Callpoint daemon timeout and closes control socket

venkonan · April 8, 2020, 4:36pm

Hi Team,

I’ve scenario where control socket is closed and the client is not aware of it. Hence failed to re-register.

We have registered a daemon for operational data using dataprovider api’s. During application startup, daemon initialization happens and starts listening for opdata callbacks. When there is a external timeout like while querying the data from external database, confd closes the socket and throws exception to the client and client re-register the daemon again. So far no issues.
But for some reason (no clue why) when there is high load on CPU, Confd closes control socket (saying external timeout for new session) and the client is not able to determine whether the daemon is alive or died.
Could you please let us know how to determine the status of daemon and do reregistration of daemon again in this case.
Also is there any limit on number of callpoint processing at a time (callpoint of same or different)

Below is the Exception we got from confd. We have code to catch confException and do reregistration. But we got RuntimeException.

java.lang.RuntimeException: Error in DpTrans worker
at com.tailf.dp.DpTrans.run(DpTrans.java:387)
at java.util.concurrent.ThreadPoolExecutor.runWorker(ThreadPoolExecutor.java:1149)
at java.util.concurrent.ThreadPoolExecutor$Worker.run(ThreadPoolExecutor.java:624)
at java.lang.Thread.run(Thread.java:748)
at com.tailf.dp.DpThread.run(DpThread.java:41)
Caused by: com.tailf.conf.ConfException: unexpected end of file
at com.tailf.conf.ConfInternal.readFill(ConfInternal.java:414)
at com.tailf.conf.ConfInternal.termRead(ConfInternal.java:184)
at com.tailf.conf.ConfInternal.termRead(ConfInternal.java:112)
at com.tailf.dp.DpTrans.read(DpTrans.java:424)
at com.tailf.dp.DpTrans.run(DpTrans.java:374)
… 4 more
Caused by: java.io.EOFException

Thanks,
-Venkat

cohult · April 8, 2020, 6:21pm

Hi,

See examples.confd/intro/java/9-threads/ThrDaemon.java main() and createDaemon() functions for an example.

Best regards

venkonan · April 9, 2020, 5:16am

Hi,

Can you please let me know why confd is throwing java.lang.RuntimeException: Error in DpTrans worker.
As I already mentioned, we have re-registration code in place for ConfException and IOException while listening (dp.read()). But in this confd throws RuntimeException and hence we failed to re-register.

Thanks,
-Venkat

mvf · April 9, 2020, 9:23am

External timeout for new session most likely means that your Dp instance fails to call Dp.read() before newSessionTimeout (defaults to 15 seconds) runs out. If that happens, ConfD closes all related sockets and running workers can expect all kinds of exceptions. Also, since your Dp.read() is not running at this moment, or is not currently waiting on the control socket event, you do not get the exception immediately; you would get it in the subsequent call to Dp.read() though.

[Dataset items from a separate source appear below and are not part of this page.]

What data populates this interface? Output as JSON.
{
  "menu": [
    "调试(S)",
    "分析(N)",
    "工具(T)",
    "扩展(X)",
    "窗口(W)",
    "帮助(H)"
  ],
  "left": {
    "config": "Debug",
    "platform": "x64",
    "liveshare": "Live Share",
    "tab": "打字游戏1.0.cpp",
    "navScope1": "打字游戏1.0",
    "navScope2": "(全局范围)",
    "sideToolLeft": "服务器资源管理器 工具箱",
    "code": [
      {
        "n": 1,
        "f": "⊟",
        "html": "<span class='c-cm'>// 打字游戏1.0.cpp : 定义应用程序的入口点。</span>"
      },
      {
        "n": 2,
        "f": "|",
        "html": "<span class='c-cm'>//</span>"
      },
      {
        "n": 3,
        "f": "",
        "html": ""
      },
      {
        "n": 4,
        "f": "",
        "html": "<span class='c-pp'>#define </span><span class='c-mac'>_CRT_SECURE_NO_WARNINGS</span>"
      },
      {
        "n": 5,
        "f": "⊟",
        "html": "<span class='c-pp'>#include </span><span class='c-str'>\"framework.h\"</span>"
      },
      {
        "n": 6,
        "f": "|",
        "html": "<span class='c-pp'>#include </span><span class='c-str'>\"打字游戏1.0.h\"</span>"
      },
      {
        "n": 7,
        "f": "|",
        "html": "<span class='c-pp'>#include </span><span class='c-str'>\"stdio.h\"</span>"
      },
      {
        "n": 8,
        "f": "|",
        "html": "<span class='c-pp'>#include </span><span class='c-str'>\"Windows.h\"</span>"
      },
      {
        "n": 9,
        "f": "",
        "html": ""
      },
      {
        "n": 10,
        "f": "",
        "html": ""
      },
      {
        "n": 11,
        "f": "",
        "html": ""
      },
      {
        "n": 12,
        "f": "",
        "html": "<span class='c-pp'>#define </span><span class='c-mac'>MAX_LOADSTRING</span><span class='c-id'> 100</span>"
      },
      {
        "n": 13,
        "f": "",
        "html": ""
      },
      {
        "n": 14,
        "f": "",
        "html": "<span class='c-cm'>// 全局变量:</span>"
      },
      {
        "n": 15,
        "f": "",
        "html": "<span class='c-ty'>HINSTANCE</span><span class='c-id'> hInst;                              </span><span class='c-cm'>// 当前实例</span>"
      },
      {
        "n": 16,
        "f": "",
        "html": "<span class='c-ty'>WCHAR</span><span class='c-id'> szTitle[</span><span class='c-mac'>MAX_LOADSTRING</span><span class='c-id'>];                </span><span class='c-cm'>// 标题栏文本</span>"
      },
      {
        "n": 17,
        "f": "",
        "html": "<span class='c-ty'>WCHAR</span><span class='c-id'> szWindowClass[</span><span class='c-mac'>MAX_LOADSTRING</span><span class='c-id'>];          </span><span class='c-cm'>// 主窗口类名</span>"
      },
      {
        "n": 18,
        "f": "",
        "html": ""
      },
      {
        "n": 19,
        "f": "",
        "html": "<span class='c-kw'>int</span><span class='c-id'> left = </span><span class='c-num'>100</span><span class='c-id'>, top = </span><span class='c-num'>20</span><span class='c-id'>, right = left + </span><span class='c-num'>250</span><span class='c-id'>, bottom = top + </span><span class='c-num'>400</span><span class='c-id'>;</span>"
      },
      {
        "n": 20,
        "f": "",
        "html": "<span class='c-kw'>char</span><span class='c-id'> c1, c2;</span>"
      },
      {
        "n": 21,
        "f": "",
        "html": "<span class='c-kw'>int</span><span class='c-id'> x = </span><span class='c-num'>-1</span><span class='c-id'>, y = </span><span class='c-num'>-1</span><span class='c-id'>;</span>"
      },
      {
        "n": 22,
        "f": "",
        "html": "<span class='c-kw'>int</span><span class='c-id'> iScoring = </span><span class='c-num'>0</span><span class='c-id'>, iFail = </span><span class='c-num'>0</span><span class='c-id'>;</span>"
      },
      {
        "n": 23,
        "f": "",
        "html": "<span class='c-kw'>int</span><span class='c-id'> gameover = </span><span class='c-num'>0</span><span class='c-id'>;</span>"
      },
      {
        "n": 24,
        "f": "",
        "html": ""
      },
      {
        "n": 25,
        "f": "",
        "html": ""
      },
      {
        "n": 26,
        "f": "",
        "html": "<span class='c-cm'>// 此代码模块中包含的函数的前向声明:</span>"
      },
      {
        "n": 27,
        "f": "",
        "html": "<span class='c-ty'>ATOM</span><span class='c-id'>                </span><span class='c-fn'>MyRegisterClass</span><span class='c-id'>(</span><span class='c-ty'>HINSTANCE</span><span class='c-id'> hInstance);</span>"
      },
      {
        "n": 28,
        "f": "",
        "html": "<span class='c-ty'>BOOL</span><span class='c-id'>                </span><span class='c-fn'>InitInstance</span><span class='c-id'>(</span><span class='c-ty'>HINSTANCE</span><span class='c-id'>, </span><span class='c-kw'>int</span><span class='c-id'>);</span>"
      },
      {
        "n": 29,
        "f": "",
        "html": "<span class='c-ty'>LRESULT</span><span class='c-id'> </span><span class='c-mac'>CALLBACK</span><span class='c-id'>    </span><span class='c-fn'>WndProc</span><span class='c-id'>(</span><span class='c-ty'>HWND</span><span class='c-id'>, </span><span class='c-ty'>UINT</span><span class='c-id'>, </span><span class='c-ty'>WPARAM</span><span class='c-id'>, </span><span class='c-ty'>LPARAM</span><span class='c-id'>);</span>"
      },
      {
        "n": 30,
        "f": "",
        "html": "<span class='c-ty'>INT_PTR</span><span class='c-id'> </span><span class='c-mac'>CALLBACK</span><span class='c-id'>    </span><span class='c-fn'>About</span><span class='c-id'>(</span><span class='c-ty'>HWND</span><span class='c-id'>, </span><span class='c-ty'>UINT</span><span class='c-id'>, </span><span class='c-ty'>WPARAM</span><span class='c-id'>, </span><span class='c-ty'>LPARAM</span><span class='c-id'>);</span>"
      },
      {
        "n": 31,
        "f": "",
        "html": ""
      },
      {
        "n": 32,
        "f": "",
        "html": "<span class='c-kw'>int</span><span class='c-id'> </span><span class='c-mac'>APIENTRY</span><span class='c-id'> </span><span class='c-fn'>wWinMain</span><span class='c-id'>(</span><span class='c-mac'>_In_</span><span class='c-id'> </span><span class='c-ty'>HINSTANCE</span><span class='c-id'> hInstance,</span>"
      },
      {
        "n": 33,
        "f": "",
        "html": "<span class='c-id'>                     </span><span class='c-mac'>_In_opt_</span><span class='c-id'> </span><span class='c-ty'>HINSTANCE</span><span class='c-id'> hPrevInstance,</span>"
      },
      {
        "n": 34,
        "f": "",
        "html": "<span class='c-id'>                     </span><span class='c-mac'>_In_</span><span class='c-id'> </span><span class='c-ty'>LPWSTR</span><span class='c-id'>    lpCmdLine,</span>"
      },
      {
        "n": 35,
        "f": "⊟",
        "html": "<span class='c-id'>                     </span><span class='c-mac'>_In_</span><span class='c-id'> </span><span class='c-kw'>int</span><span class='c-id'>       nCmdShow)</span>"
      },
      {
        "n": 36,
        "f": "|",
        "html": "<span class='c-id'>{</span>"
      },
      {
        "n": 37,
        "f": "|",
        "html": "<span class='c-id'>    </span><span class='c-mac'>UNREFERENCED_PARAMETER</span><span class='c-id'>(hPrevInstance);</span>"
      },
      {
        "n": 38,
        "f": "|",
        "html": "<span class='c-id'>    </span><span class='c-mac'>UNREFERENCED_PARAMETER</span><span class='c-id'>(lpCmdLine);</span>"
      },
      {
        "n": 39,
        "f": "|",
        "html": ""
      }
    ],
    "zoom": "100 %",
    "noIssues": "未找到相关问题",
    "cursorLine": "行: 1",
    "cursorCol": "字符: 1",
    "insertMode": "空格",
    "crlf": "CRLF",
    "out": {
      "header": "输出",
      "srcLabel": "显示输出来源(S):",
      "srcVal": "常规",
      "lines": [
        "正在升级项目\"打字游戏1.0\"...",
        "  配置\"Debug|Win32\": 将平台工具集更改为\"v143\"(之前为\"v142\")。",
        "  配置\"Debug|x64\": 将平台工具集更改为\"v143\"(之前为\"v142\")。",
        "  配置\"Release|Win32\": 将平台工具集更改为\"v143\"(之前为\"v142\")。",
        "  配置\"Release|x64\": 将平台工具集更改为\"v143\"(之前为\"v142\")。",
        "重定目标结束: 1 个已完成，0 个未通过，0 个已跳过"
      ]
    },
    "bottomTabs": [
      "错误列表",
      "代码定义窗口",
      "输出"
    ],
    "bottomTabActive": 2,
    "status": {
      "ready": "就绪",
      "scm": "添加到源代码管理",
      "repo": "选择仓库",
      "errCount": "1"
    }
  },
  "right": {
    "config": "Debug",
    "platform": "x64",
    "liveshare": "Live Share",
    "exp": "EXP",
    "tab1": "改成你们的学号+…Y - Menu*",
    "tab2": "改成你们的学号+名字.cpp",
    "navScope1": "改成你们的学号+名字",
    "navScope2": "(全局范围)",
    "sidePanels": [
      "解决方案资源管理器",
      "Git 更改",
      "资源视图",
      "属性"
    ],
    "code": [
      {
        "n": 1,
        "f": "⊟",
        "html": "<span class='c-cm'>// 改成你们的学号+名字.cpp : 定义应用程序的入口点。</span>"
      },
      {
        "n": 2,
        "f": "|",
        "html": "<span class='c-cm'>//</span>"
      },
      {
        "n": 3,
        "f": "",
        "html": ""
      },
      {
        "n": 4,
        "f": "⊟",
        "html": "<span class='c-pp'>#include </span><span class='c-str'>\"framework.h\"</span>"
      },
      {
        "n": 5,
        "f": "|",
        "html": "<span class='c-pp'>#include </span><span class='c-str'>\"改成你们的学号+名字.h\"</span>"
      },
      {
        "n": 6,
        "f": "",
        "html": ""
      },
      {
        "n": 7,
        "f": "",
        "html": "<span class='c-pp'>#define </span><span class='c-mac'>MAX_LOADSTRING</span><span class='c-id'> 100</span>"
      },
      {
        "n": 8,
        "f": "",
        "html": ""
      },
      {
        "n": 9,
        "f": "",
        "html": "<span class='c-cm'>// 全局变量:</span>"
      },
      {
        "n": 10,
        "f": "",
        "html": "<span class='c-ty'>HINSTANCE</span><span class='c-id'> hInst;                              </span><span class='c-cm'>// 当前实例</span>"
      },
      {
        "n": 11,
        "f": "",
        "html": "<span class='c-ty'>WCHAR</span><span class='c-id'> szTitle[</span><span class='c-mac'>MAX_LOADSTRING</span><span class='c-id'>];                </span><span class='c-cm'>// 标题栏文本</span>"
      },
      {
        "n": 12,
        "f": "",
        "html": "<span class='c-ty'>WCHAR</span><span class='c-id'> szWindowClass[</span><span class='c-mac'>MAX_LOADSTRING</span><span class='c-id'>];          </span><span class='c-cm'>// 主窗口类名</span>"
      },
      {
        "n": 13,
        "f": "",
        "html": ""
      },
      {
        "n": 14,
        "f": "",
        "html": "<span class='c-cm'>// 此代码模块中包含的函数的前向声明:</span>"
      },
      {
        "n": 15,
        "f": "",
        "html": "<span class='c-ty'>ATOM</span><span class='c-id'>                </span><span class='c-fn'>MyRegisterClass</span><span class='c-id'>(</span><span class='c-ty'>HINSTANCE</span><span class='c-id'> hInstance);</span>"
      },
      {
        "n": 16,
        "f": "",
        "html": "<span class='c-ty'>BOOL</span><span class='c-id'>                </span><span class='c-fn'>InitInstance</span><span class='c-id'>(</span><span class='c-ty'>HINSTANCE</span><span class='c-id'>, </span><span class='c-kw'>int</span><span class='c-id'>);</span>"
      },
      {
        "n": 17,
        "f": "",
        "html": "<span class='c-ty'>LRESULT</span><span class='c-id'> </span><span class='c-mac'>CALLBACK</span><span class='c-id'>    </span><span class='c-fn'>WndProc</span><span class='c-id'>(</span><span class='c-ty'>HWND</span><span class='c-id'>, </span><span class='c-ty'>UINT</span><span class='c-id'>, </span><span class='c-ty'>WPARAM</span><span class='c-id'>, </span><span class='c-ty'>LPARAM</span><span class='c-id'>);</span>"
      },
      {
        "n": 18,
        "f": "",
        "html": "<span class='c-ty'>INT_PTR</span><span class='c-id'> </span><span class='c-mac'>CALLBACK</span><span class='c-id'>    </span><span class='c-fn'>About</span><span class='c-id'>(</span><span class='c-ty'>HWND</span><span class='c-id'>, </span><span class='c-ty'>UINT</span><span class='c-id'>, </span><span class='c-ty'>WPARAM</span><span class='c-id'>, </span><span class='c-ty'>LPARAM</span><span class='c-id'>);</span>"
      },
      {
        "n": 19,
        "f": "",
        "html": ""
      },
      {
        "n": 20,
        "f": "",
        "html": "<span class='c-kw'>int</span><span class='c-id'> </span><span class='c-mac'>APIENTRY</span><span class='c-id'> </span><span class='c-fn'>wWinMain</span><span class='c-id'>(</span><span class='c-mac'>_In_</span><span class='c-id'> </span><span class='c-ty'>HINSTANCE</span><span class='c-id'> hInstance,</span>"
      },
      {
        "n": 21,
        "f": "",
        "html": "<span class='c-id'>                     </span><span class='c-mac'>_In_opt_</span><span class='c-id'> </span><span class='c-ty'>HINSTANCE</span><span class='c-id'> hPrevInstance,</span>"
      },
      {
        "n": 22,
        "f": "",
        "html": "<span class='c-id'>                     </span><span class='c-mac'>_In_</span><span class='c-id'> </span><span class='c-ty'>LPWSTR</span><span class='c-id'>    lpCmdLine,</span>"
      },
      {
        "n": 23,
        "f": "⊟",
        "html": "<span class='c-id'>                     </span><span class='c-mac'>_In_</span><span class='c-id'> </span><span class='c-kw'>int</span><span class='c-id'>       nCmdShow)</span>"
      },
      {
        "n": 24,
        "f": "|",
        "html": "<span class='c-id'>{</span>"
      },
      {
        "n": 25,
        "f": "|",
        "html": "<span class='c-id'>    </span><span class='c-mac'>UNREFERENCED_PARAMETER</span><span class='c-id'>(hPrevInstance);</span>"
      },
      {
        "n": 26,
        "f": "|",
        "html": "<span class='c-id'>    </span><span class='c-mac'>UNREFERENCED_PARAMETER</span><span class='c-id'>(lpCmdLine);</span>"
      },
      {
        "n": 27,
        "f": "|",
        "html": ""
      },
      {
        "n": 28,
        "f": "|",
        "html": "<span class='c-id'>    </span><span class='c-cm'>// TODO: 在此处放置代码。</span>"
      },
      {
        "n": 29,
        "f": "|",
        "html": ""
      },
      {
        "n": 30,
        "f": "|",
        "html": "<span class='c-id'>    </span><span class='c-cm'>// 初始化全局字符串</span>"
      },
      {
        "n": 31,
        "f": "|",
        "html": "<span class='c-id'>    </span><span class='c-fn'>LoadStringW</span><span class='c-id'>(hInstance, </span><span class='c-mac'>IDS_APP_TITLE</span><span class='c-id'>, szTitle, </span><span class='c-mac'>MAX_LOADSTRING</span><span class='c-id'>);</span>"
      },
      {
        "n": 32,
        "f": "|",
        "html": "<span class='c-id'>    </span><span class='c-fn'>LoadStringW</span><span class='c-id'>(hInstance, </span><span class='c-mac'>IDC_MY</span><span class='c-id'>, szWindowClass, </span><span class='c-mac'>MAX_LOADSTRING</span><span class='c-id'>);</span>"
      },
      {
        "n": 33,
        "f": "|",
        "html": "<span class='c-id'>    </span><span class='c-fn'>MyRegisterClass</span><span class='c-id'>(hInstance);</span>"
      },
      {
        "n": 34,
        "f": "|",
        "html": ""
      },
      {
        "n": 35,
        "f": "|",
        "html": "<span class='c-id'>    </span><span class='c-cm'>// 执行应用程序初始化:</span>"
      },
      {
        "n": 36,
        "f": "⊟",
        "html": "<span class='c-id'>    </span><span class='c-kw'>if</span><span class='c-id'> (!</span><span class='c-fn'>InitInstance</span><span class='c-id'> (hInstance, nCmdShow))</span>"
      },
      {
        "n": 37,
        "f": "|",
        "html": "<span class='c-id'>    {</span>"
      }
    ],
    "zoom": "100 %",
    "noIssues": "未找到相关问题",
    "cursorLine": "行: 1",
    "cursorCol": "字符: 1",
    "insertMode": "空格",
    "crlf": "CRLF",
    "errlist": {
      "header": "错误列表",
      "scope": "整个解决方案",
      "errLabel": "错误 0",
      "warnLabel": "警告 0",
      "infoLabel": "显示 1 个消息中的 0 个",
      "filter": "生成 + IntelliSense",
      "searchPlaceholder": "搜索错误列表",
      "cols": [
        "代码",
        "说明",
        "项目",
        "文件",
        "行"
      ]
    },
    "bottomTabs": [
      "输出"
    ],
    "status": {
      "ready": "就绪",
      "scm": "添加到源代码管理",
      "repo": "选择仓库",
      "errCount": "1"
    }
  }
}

venkonan · April 9, 2020, 6:30pm

We got RuntimeException, which is not expected as per the method signature of read().
Client is expecting only ConfException and IOException.

mvf · April 9, 2020, 8:11pm

But the RuntimeException you show does not come from dp.read(), or does it? The message you posted says:

So it is in the worker thread, not in the main thread.

venkonan · April 10, 2020, 4:24am

Yes, from DPTrans worker. When there is an error in worker thread, control socket is getting closed right.

cohult · April 10, 2020, 9:57am

You have the source code, so perhaps you will be able to demystify & understand the reason for the ConfD Java API throwing the runtime exception “Error in DpTrans worker” if you search for that string in conf-api-src/src/com/tailf/dp/DpTrans.java

$ cd $CONFD_DIR/java/jar/
$ mkdir confd-api-src && cd confd-api-src && jar -xvf ../confd-src-7.x.x.jar && cd -
$ cat conf-api-src/src/com/tailf/dp/DpTrans.java

mvf · April 14, 2020, 12:09pm

And that was my point - since the control socket is closed, your subsequent call to dp.read() would throw IOException; and as you write else where

your re-registration code should trigger. Do you observe something different?

Note that this is not the only approach; if things go so wrong it might be a bit safer to simply let the whole application terminate and have a watchdog restart it.